Overview

Mark Simonson’s Bookmania shows off its allround utility in this site for an Australian creative agency’s conference, bringing character as well as enough variation of style and weight within the family to create a sophisticated typographic layout.

Screen grab of the Fieldtrip website

 

Analysis

Bookmania is Mark Simonson’s revivial of Bookman Oldstyle (1901), incorporating elements from versions of the typeface published in the 1960s and released as a fully featured contemporary digital font.

Compared to Simonson’s more widely known yet plainer Proxima Nova, Bookmania is a typeface with much more personality.
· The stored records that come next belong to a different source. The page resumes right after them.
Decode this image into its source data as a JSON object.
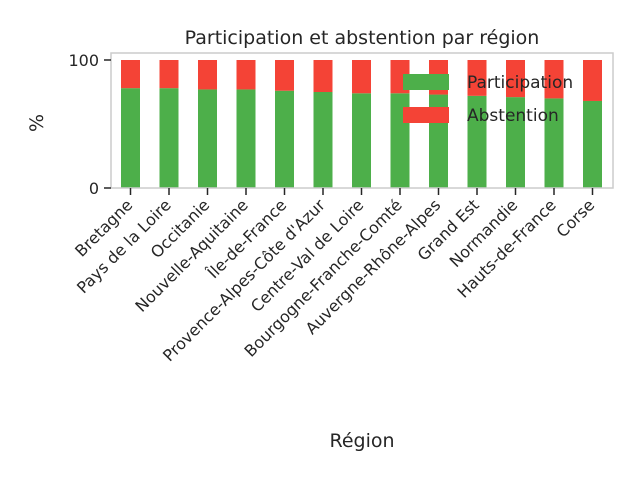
{
  "chart_data": {
    "type": "bar",
    "stacked": true,
    "title": "Participation et abstention par région",
    "xlabel": "Région",
    "ylabel": "%",
    "ylim": [
      0,
      100
    ],
    "yticks": [
      0,
      100
    ],
    "grid": false,
    "legend_position": "top-right",
    "categories": [
      "Bretagne",
      "Pays de la Loire",
      "Occitanie",
      "Nouvelle-Aquitaine",
      "Île-de-France",
      "Provence-Alpes-Côte d'Azur",
      "Centre-Val de Loire",
      "Bourgogne-Franche-Comté",
      "Auvergne-Rhône-Alpes",
      "Grand Est",
      "Normandie",
      "Hauts-de-France",
      "Corse"
    ],
    "series": [
      {
        "name": "Participation",
        "color": "#4daf4a",
        "values": [
          78,
          78,
          77,
          77,
          76,
          75,
          74,
          74,
          73,
          72,
          71,
          70,
          68
        ]
      },
      {
        "name": "Abstention",
        "color": "#f44336",
        "values": [
          22,
          22,
          23,
          23,
          24,
          25,
          26,
          26,
          27,
          28,
          29,
          30,
          32
        ]
      }
    ]
  }
}
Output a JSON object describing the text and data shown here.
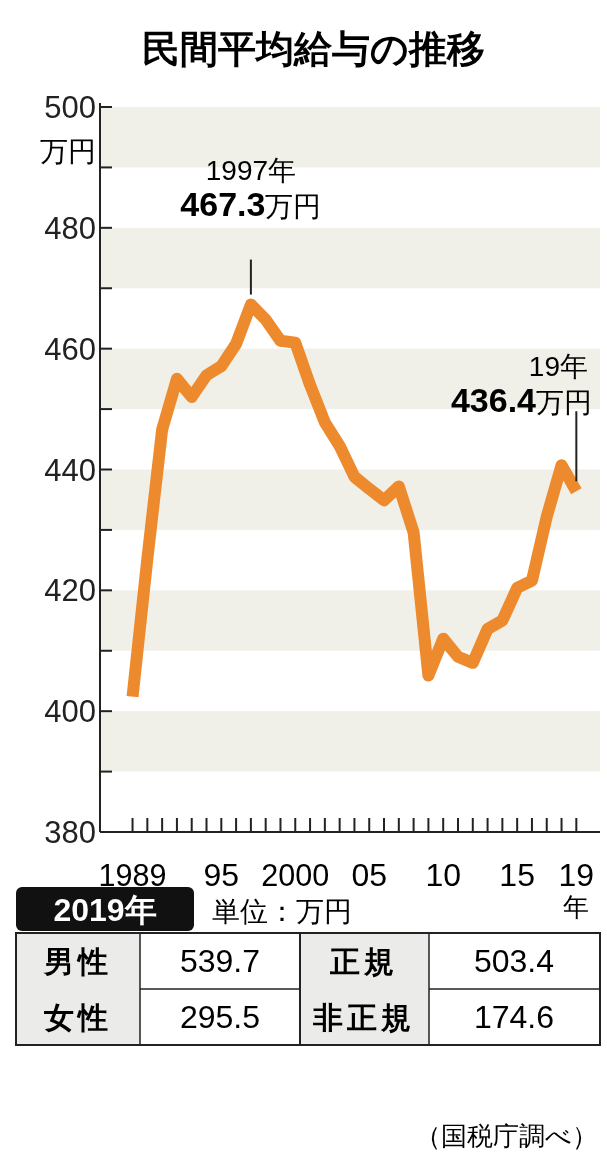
{
  "chart_data": {
    "type": "line",
    "title": "民間平均給与の推移",
    "ylabel": "万円",
    "xlabel": "年",
    "x": [
      1989,
      1990,
      1991,
      1992,
      1993,
      1994,
      1995,
      1996,
      1997,
      1998,
      1999,
      2000,
      2001,
      2002,
      2003,
      2004,
      2005,
      2006,
      2007,
      2008,
      2009,
      2010,
      2011,
      2012,
      2013,
      2014,
      2015,
      2016,
      2017,
      2018,
      2019
    ],
    "series": [
      {
        "color": "#ee8a2e",
        "values": [
          402.4,
          425.2,
          446.6,
          455.0,
          452.0,
          455.6,
          457.1,
          460.8,
          467.3,
          464.8,
          461.3,
          461.0,
          454.0,
          447.8,
          443.9,
          438.8,
          436.8,
          434.9,
          437.2,
          429.6,
          405.9,
          412.0,
          409.0,
          408.0,
          413.6,
          415.0,
          420.4,
          421.6,
          432.2,
          440.7,
          436.4
        ]
      }
    ],
    "xlim": [
      1986.8,
      2020.6
    ],
    "xticks": [
      {
        "value": 1989,
        "label": "1989"
      },
      {
        "value": 1990,
        "label": null
      },
      {
        "value": 1991,
        "label": null
      },
      {
        "value": 1992,
        "label": null
      },
      {
        "value": 1993,
        "label": null
      },
      {
        "value": 1994,
        "label": null
      },
      {
        "value": 1995,
        "label": "95"
      },
      {
        "value": 1996,
        "label": null
      },
      {
        "value": 1997,
        "label": null
      },
      {
        "value": 1998,
        "label": null
      },
      {
        "value": 1999,
        "label": null
      },
      {
        "value": 2000,
        "label": "2000"
      },
      {
        "value": 2001,
        "label": null
      },
      {
        "value": 2002,
        "label": null
      },
      {
        "value": 2003,
        "label": null
      },
      {
        "value": 2004,
        "label": null
      },
      {
        "value": 2005,
        "label": "05"
      },
      {
        "value": 2006,
        "label": null
      },
      {
        "value": 2007,
        "label": null
      },
      {
        "value": 2008,
        "label": null
      },
      {
        "value": 2009,
        "label": null
      },
      {
        "value": 2010,
        "label": "10"
      },
      {
        "value": 2011,
        "label": null
      },
      {
        "value": 2012,
        "label": null
      },
      {
        "value": 2013,
        "label": null
      },
      {
        "value": 2014,
        "label": null
      },
      {
        "value": 2015,
        "label": "15"
      },
      {
        "value": 2016,
        "label": null
      },
      {
        "value": 2017,
        "label": null
      },
      {
        "value": 2018,
        "label": null
      },
      {
        "value": 2019,
        "label": "19"
      }
    ],
    "ylim": [
      380,
      500
    ],
    "yticks": [
      380,
      {
        "value": 390,
        "label": null
      },
      400,
      {
        "value": 410,
        "label": null
      },
      420,
      {
        "value": 430,
        "label": null
      },
      440,
      {
        "value": 450,
        "label": null
      },
      460,
      {
        "value": 470,
        "label": null
      },
      480,
      {
        "value": 490,
        "label": null
      },
      500
    ],
    "bands": [
      {
        "axis": "y",
        "from": 490,
        "to": 500,
        "color": "#f1f0e8"
      },
      {
        "axis": "y",
        "from": 470,
        "to": 480,
        "color": "#f1f0e8"
      },
      {
        "axis": "y",
        "from": 450,
        "to": 460,
        "color": "#f1f0e8"
      },
      {
        "axis": "y",
        "from": 430,
        "to": 440,
        "color": "#f1f0e8"
      },
      {
        "axis": "y",
        "from": 410,
        "to": 420,
        "color": "#f1f0e8"
      },
      {
        "axis": "y",
        "from": 390,
        "to": 400,
        "color": "#f1f0e8"
      }
    ],
    "marker": "none",
    "line_style": "solid",
    "annotations": [
      {
        "text": "1997年\n467.3万円",
        "x": 1997,
        "y": 467.3
      },
      {
        "text": "19年\n436.4万円",
        "x": 2019,
        "y": 436.4
      },
      "2019年",
      "単位：万円",
      "男性",
      "539.7",
      "正規",
      "503.4",
      "女性",
      "295.5",
      "非正規",
      "174.6",
      "（国税庁調べ）"
    ]
  }
}
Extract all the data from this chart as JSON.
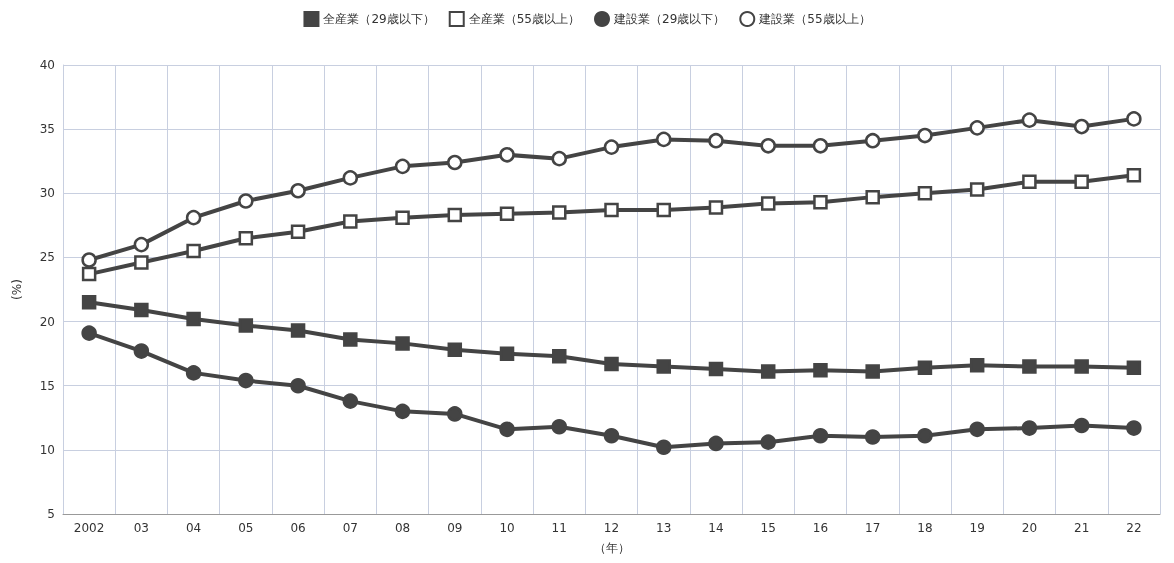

This is in part down to the wealth of OpenType features which include hundreds of swash characters, stylistic alternates and ligatures, and is where the sixties influence mostly finds its expression.

The Fieldtrip conference logo

While the designers of the Fieldtrip website have been able to bring in some of that personality into the masthead design (in the process going to work on the character outlines to make them look somewhat more hand cut), all those OpenType-powered features weren’t really available to them for the rest of the site’s typography.

But Bookmania’s strength is that it retains enough of that personality with only the core character set that it can give a site design just the right amount of flavor while remaining very functionally readable.

screengrab of the Fieldtrip website
Of Bookmania’s five weights, the designers here have used Light (for extended body copy), Regular and Semibold (for headings and navigation), plus Semibold Italic for the homepage’s call outs.